Clinical Report: Hereditary Thrombotic Thrombocytopenic Purpura in a Child
Overview
This case study presents a 22-month-old girl diagnosed with hereditary thrombotic thrombocytopenic purpura (hTTP) after being misdiagnosed with immune thrombocytopenia (ITP) for over a year. The diagnosis was confirmed through targeted genetic testing, revealing compound heterozygous ADAMTS13 variants and significantly diminished enzyme activity.
Background
Hereditary thrombotic thrombocytopenic purpura (hTTP) is a rare genetic disorder characterized by severe deficiency of the ADAMTS13 protease, leading to thrombocytopenia and microthrombus formation. Accurate diagnosis is crucial, as hTTP can present atypically in children, often mimicking immune thrombocytopenia (ITP), which can delay appropriate treatment. Whole-exome sequencing (WES) has limitations in detecting exon-level copy number variations and certain frameshift variants, which can lead to misdiagnosis.
Data Highlights
No numerical data or trial data presented in the article.
Key Findings
The patient exhibited isolated severe thrombocytopenia with a nadir platelet count of 6 × 10⁹/L.

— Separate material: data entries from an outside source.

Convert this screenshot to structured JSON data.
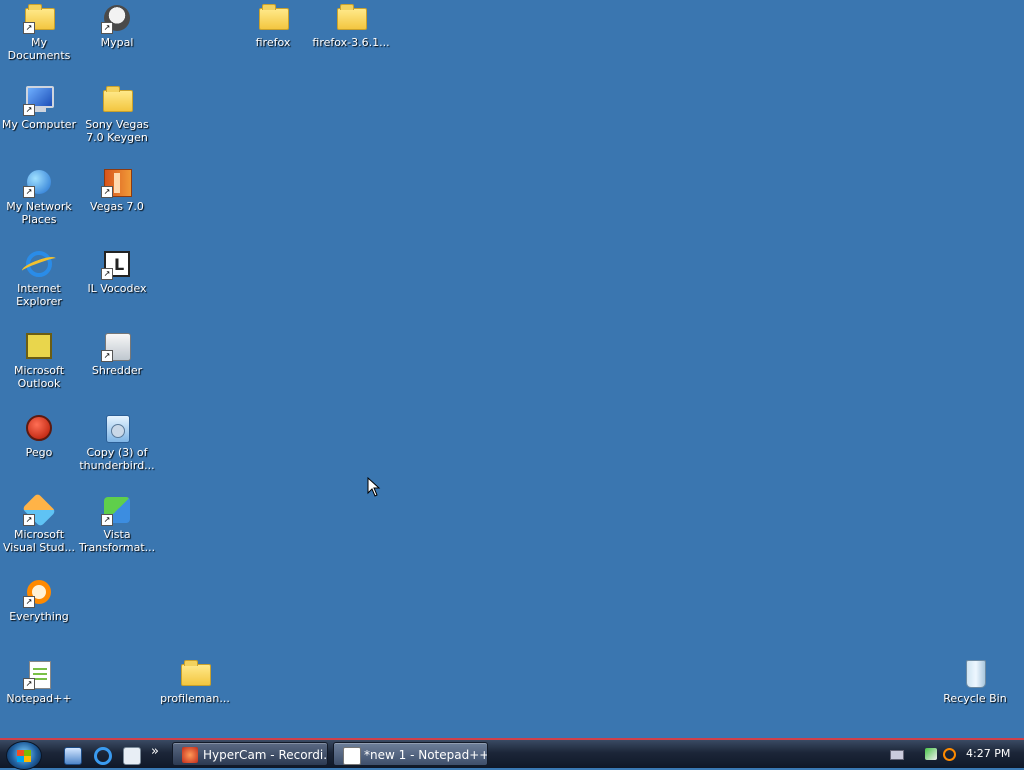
{
  "desktop": {
    "icons": [
      {
        "label": "My\nDocuments",
        "icon": "folder-shortcut-icon"
      },
      {
        "label": "Mypal",
        "icon": "raccoon-browser-icon"
      },
      {
        "label": "firefox",
        "icon": "folder-icon"
      },
      {
        "label": "firefox-3.6.1...",
        "icon": "folder-icon"
      },
      {
        "label": "My Computer",
        "icon": "computer-icon"
      },
      {
        "label": "Sony Vegas\n7.0 Keygen",
        "icon": "folder-icon"
      },
      {
        "label": "My Network\nPlaces",
        "icon": "network-places-icon"
      },
      {
        "label": "Vegas 7.0",
        "icon": "vegas-icon"
      },
      {
        "label": "Internet\nExplorer",
        "icon": "internet-explorer-icon"
      },
      {
        "label": "IL Vocodex",
        "icon": "il-vocodex-icon"
      },
      {
        "label": "Microsoft\nOutlook",
        "icon": "outlook-icon"
      },
      {
        "label": "Shredder",
        "icon": "shredder-icon"
      },
      {
        "label": "Pego",
        "icon": "pego-icon"
      },
      {
        "label": "Copy (3) of\nthunderbird...",
        "icon": "thunderbird-setup-icon"
      },
      {
        "label": "Microsoft\nVisual Stud...",
        "icon": "visual-studio-icon"
      },
      {
        "label": "Vista\nTransformat...",
        "icon": "vista-transformation-icon"
      },
      {
        "label": "Everything",
        "icon": "everything-search-icon"
      },
      {
        "label": "Notepad++",
        "icon": "notepad-plus-plus-icon"
      },
      {
        "label": "profileman...",
        "icon": "folder-icon"
      },
      {
        "label": "Recycle Bin",
        "icon": "recycle-bin-icon"
      }
    ]
  },
  "taskbar": {
    "start_icon": "windows-start-orb-icon",
    "quick_launch": [
      "show-desktop-icon",
      "internet-explorer-icon",
      "mail-icon"
    ],
    "quick_launch_more": "»",
    "buttons": [
      {
        "label": "HyperCam - Recordi...",
        "icon": "hypercam-icon"
      },
      {
        "label": "*new 1 - Notepad++",
        "icon": "notepad-plus-plus-icon"
      }
    ],
    "tray": {
      "icons": [
        "keyboard-icon",
        "network-icon",
        "search-icon"
      ],
      "clock": "4:27 PM"
    }
  },
  "colors": {
    "desktop_background": "#3a76b0",
    "taskbar": "#1c2638",
    "taskbar_border": "#d0404a"
  }
}
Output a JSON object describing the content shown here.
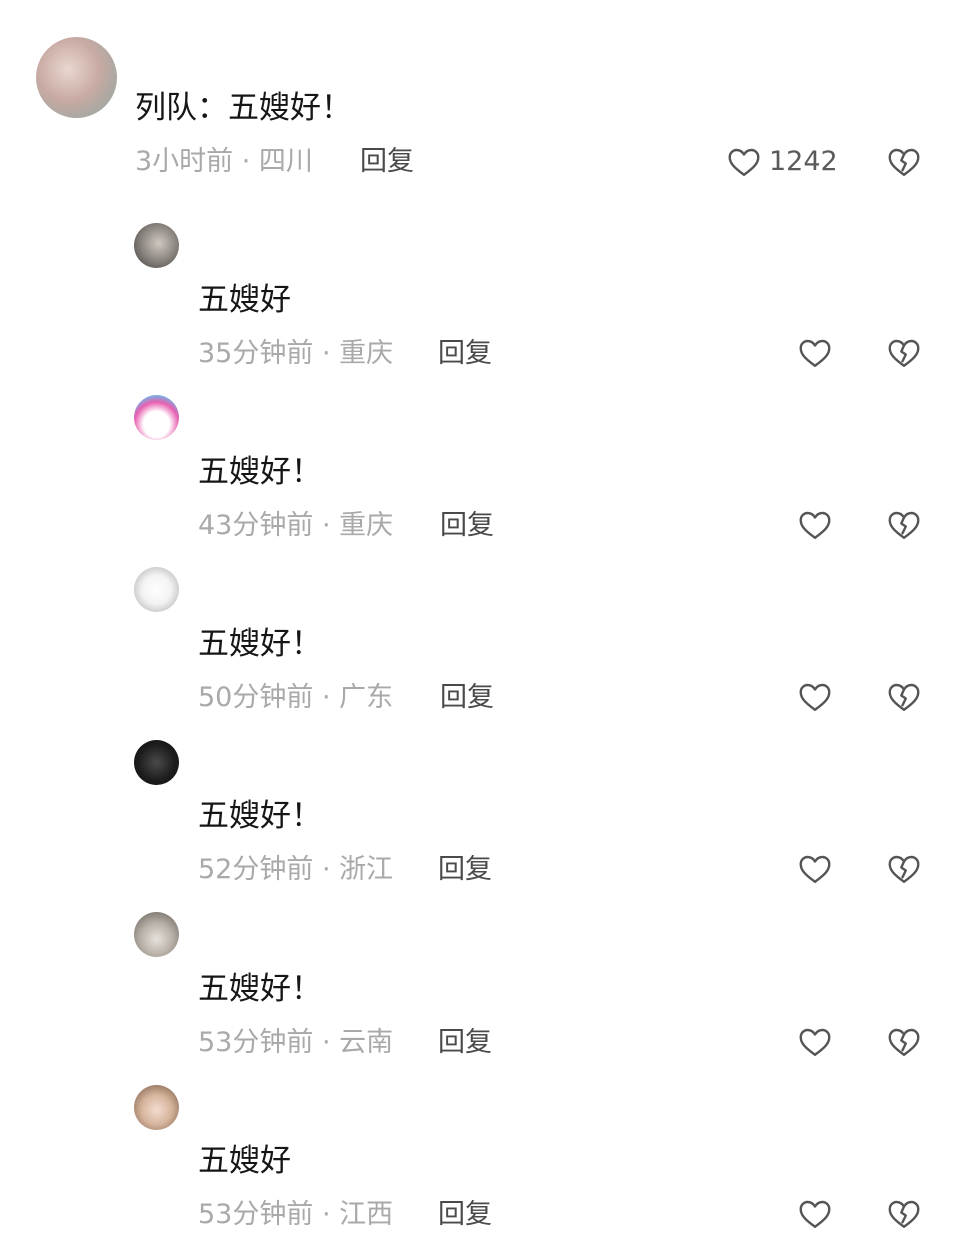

Initial whole-exome sequencing yielded negative results for pathogenic variants.
Functional analysis showed severely diminished ADAMTS13 activity at 0.23%.
Clinical Implications
For children with unexplained recurrent thrombocytopenia and a suggestive family history, it is critical to perform ADAMTS13 functional assessment and targeted genetic sequencing promptly.
Conclusion
This case highlights the importance of recognizing atypical presentations of hTTP in pediatric patients and the limitations of WES in diagnosing genetic disorders.